Location
- Woodside Road Kingswood, South Gloucestershire, BS15 8BD England 51°27′27″N 2°30′54″W﻿ / ﻿51.4574°N 2.5151°W

Information
- Type: Academy
- Motto: Learners Inspiring Learning
- Established: 1993
- Trust: Cabot Learning Federation
- Department for Education URN: 135295 Tables
- Ofsted: Reports
- Principal: Kate Willis
- Executive mPrincipal: Sir David Carter
- Gender: Mixed
- Age: 11 to 19
- Enrolment: 998
- Capacity: 875
- Houses: Banksy, Naz and Aardman
- Colours: Yellow, Blue and green
- Website: https://johncabotacademy.clf.uk/

= John Cabot Academy =

John Cabot Academy (formerly John Cabot CTC) is one of 15 City Technology Colleges that first opened for students in the 1993/1994 academic year. It has since converted to Academy status on 1 September 2007. It is located in east Greater Bristol, England in the Kingswood area of South Gloucestershire and is named after John Cabot, an explorer who set out from Bristol and reached the Americas in 1497. The academy has 1,078 students, about 220 of whom are in the sixth form.

==History==
The John Cabot City Technology College (CTC) became the John Cabot Academy in 2007. The present Academy is independent of local authority control, but enjoys a close relationship with both South Gloucestershire and Bristol Local Authorities.

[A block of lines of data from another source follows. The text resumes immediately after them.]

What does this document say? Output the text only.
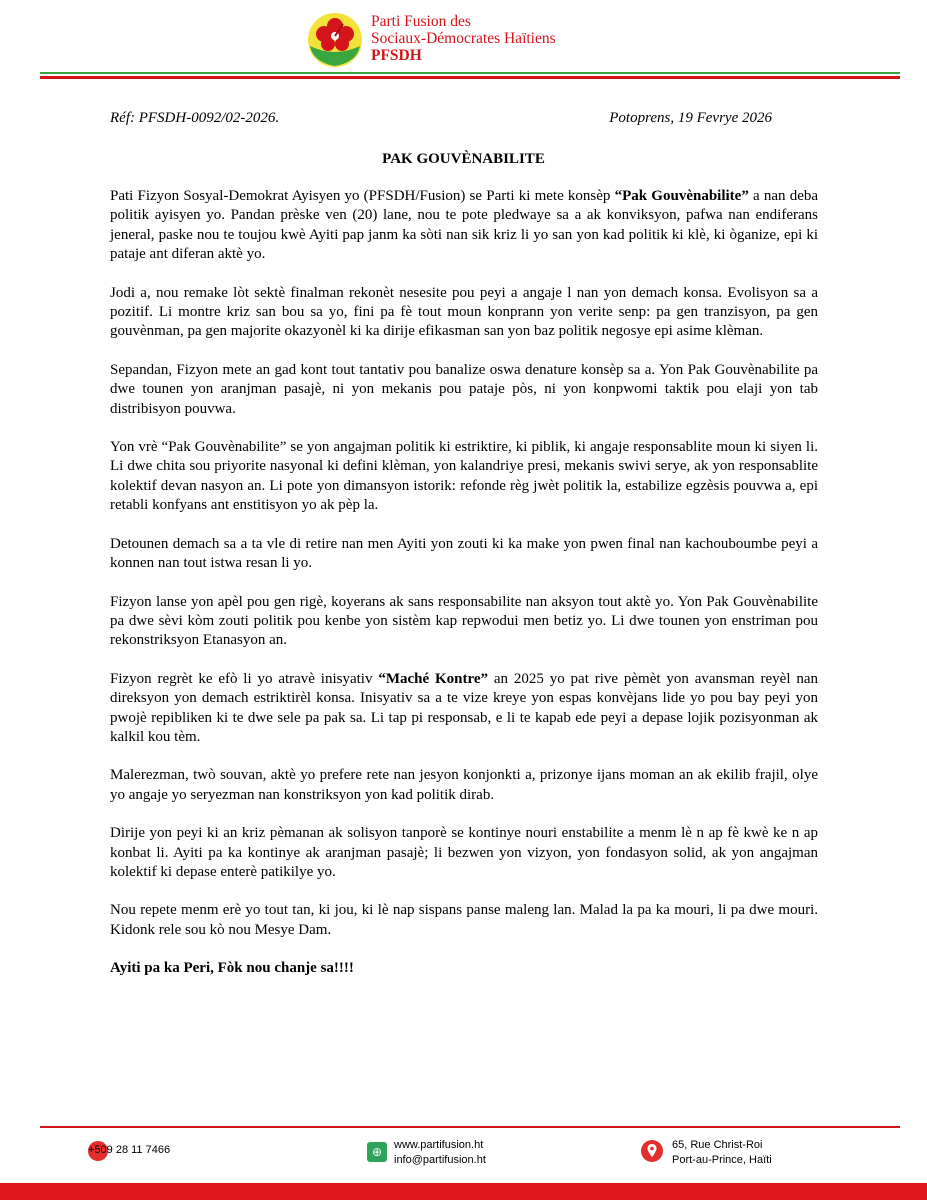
Parti Fusion des
Sociaux-Démocrates Haïtiens
PFSDH
Réf: PFSDH-0092/02-2026.	Potoprens, 19 Fevrye 2026
PAK GOUVÈNABILITE

Pati Fizyon Sosyal-Demokrat Ayisyen yo (PFSDH/Fusion) se Parti ki mete konsèp “Pak Gouvènabilite” a nan deba politik ayisyen yo. Pandan prèske ven (20) lane, nou te pote pledwaye sa a ak konviksyon, pafwa nan endiferans jeneral, paske nou te toujou kwè Ayiti pap janm ka sòti nan sik kriz li yo san yon kad politik ki klè, ki òganize, epi ki pataje ant diferan aktè yo.

Jodi a, nou remake lòt sektè finalman rekonèt nesesite pou peyi a angaje l nan yon demach konsa. Evolisyon sa a pozitif. Li montre kriz san bou sa yo, fini pa fè tout moun konprann yon verite senp: pa gen tranzisyon, pa gen gouvènman, pa gen majorite okazyonèl ki ka dirije efikasman san yon baz politik negosye epi asime klèman.

Sepandan, Fizyon mete an gad kont tout tantativ pou banalize oswa denature konsèp sa a. Yon Pak Gouvènabilite pa dwe tounen yon aranjman pasajè, ni yon mekanis pou pataje pòs, ni yon konpwomi taktik pou elaji yon tab distribisyon pouvwa.

Yon vrè “Pak Gouvènabilite” se yon angajman politik ki estriktire, ki piblik, ki angaje responsablite moun ki siyen li. Li dwe chita sou priyorite nasyonal ki defini klèman, yon kalandriye presi, mekanis swivi serye, ak yon responsablite kolektif devan nasyon an. Li pote yon dimansyon istorik: refonde règ jwèt politik la, estabilize egzèsis pouvwa a, epi retabli konfyans ant enstitisyon yo ak pèp la.

Detounen demach sa a ta vle di retire nan men Ayiti yon zouti ki ka make yon pwen final nan kachouboumbe peyi a konnen nan tout istwa resan li yo.

Fizyon lanse yon apèl pou gen rigè, koyerans ak sans responsabilite nan aksyon tout aktè yo. Yon Pak Gouvènabilite pa dwe sèvi kòm zouti politik pou kenbe yon sistèm kap repwodui men betiz yo. Li dwe tounen yon enstriman pou rekonstriksyon Etanasyon an.

Fizyon regrèt ke efò li yo atravè inisyativ “Maché Kontre” an 2025 yo pat rive pèmèt yon avansman reyèl nan direksyon yon demach estriktirèl konsa. Inisyativ sa a te vize kreye yon espas konvèjans lide yo pou bay peyi yon pwojè repibliken ki te dwe sele pa pak sa. Li tap pi responsab, e li te kapab ede peyi a depase lojik pozisyonman ak kalkil kou tèm.

Malerezman, twò souvan, aktè yo prefere rete nan jesyon konjonkti a, prizonye ijans moman an ak ekilib frajil, olye yo angaje yo seryezman nan konstriksyon yon kad politik dirab.

Dirije yon peyi ki an kriz pèmanan ak solisyon tanporè se kontinye nouri enstabilite a menm lè n ap fè kwè ke n ap konbat li. Ayiti pa ka kontinye ak aranjman pasajè; li bezwen yon vizyon, yon fondasyon solid, ak yon angajman kolektif ki depase enterè patikilye yo.

Nou repete menm erè yo tout tan, ki jou, ki lè nap sispans panse maleng lan. Malad la pa ka mouri, li pa dwe mouri. Kidonk rele sou kò nou Mesye Dam.

Ayiti pa ka Peri, Fòk nou chanje sa!!!!

+509 28 11 7466	⊕	www.partifusion.ht
info@partifusion.ht
65, Rue Christ-Roi
Port-au-Prince, Haïti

The school served as the filming location for the TV show Skins from 2007 to 2013, where it was depicted as the fictional Roundview College.

==Information==
The principal is Kate Willis. The academy is part of an Academy Federation led by Sir David Carter, a previous Principal, who was knighted in the 2013 Birthday Honours List. The federation runs lessons throughout the several schools, with sixth formers moving between schools for some of their lessons.

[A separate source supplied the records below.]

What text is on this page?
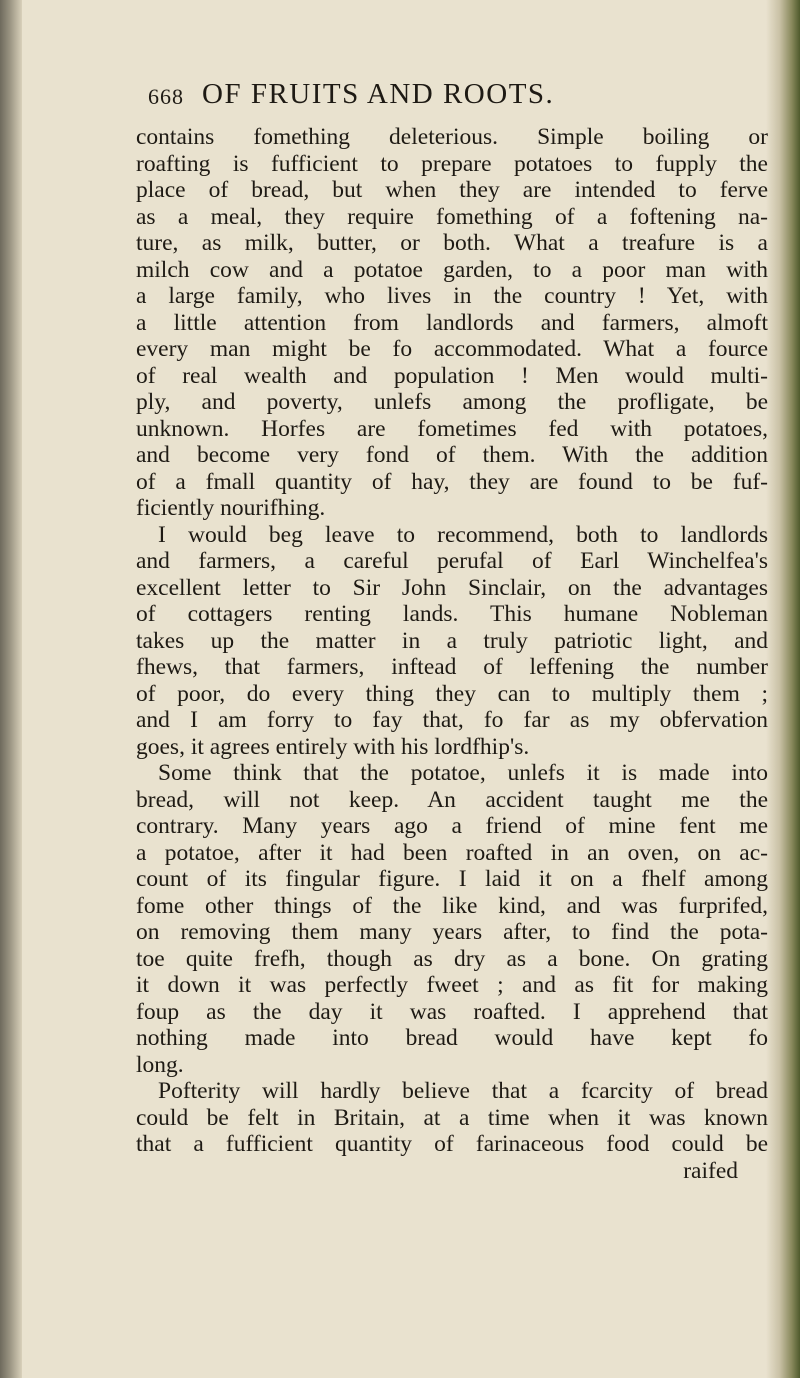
668 OF FRUITS AND ROOTS.
contains fomething deleterious. Simple boiling or
roafting is fufficient to prepare potatoes to fupply the
place of bread, but when they are intended to ferve
as a meal, they require fomething of a foftening na-
ture, as milk, butter, or both. What a treafure is a
milch cow and a potatoe garden, to a poor man with
a large family, who lives in the country ! Yet, with
a little attention from landlords and farmers, almoft
every man might be fo accommodated. What a fource
of real wealth and population ! Men would multi-
ply, and poverty, unlefs among the profligate, be
unknown. Horfes are fometimes fed with potatoes,
and become very fond of them. With the addition
of a fmall quantity of hay, they are found to be fuf-
ficiently nourifhing.
I would beg leave to recommend, both to landlords
and farmers, a careful perufal of Earl Winchelfea's
excellent letter to Sir John Sinclair, on the advantages
of cottagers renting lands. This humane Nobleman
takes up the matter in a truly patriotic light, and
fhews, that farmers, inftead of leffening the number
of poor, do every thing they can to multiply them ;
and I am forry to fay that, fo far as my obfervation
goes, it agrees entirely with his lordfhip's.
Some think that the potatoe, unlefs it is made into
bread, will not keep. An accident taught me the
contrary. Many years ago a friend of mine fent me
a potatoe, after it had been roafted in an oven, on ac-
count of its fingular figure. I laid it on a fhelf among
fome other things of the like kind, and was furprifed,
on removing them many years after, to find the pota-
toe quite frefh, though as dry as a bone. On grating
it down it was perfectly fweet ; and as fit for making
foup as the day it was roafted. I apprehend that
nothing made into bread would have kept fo
long.
Pofterity will hardly believe that a fcarcity of bread
could be felt in Britain, at a time when it was known
that a fufficient quantity of farinaceous food could be
raifed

The academy operates the PLTs Curriculum, which was developed at the academy. It focuses on inspiration and teaches students to empower over students to achieve greater feats together
The academy is divided into 6 tutor groups throughout each year (3 in x and 3 in y).

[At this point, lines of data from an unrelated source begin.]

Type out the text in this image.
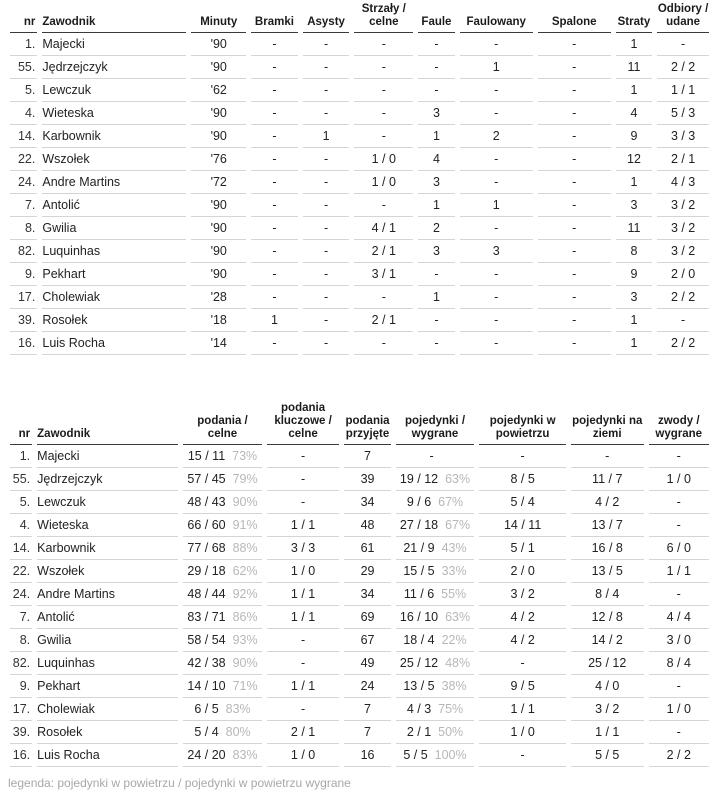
nr	Zawodnik	Minuty	Bramki	Asysty	Strzały / celne	Faule	Faulowany	Spalone	Straty	Odbiory / udane
1.	Majecki	'90	-	-	-	-	-	-	1	-
55.	Jędrzejczyk	'90	-	-	-	-	1	-	11	2 / 2
5.	Lewczuk	'62	-	-	-	-	-	-	1	1 / 1
4.	Wieteska	'90	-	-	-	3	-	-	4	5 / 3
14.	Karbownik	'90	-	1	-	1	2	-	9	3 / 3
22.	Wszołek	'76	-	-	1 / 0	4	-	-	12	2 / 1
24.	Andre Martins	'72	-	-	1 / 0	3	-	-	1	4 / 3
7.	Antolić	'90	-	-	-	1	1	-	3	3 / 2
8.	Gwilia	'90	-	-	4 / 1	2	-	-	11	3 / 2
82.	Luquinhas	'90	-	-	2 / 1	3	3	-	8	3 / 2
9.	Pekhart	'90	-	-	3 / 1	-	-	-	9	2 / 0
17.	Cholewiak	'28	-	-	-	1	-	-	3	2 / 2
39.	Rosołek	'18	1	-	2 / 1	-	-	-	1	-
16.	Luis Rocha	'14	-	-	-	-	-	-	1	2 / 2
nr	Zawodnik	podania / celne	podania kluczowe / celne	podania przyjęte	pojedynki / wygrane	pojedynki w powietrzu	pojedynki na ziemi	zwody / wygrane
1.	Majecki	15 / 11 73%	-	7	-	-	-	-
55.	Jędrzejczyk	57 / 45 79%	-	39	19 / 12 63%	8 / 5	11 / 7	1 / 0
5.	Lewczuk	48 / 43 90%	-	34	9 / 6 67%	5 / 4	4 / 2	-
4.	Wieteska	66 / 60 91%	1 / 1	48	27 / 18 67%	14 / 11	13 / 7	-
14.	Karbownik	77 / 68 88%	3 / 3	61	21 / 9 43%	5 / 1	16 / 8	6 / 0
22.	Wszołek	29 / 18 62%	1 / 0	29	15 / 5 33%	2 / 0	13 / 5	1 / 1
24.	Andre Martins	48 / 44 92%	1 / 1	34	11 / 6 55%	3 / 2	8 / 4	-
7.	Antolić	83 / 71 86%	1 / 1	69	16 / 10 63%	4 / 2	12 / 8	4 / 4
8.	Gwilia	58 / 54 93%	-	67	18 / 4 22%	4 / 2	14 / 2	3 / 0
82.	Luquinhas	42 / 38 90%	-	49	25 / 12 48%	-	25 / 12	8 / 4
9.	Pekhart	14 / 10 71%	1 / 1	24	13 / 5 38%	9 / 5	4 / 0	-
17.	Cholewiak	6 / 5 83%	-	7	4 / 3 75%	1 / 1	3 / 2	1 / 0
39.	Rosołek	5 / 4 80%	2 / 1	7	2 / 1 50%	1 / 0	1 / 1	-
16.	Luis Rocha	24 / 20 83%	1 / 0	16	5 / 5 100%	-	5 / 5	2 / 2
legenda: pojedynki w powietrzu / pojedynki w powietrzu wygrane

==Term system and school day==
From the start of the academic year 2009/10 the term system has been changed to be the same as other schools in England to make the Diplomas easier to coordinate. This turned out to be unpopular due to demand for public places and therefore became over crowded.

The typical school day begins at 8:40AM and ends at 3:00PM. The time is divided into 6 periods (not including tutor time and break times).

==Student Voice==
The academy has a student voice system which allows the students to give their opinions on issues related to the academy, such as sanctions and rewards, and the construction of new buildings. Two students from each tutor group are chosen each year. The chosen student becomes the representative of their tutor group, collecting opinions from their classmates to relay to the meeting.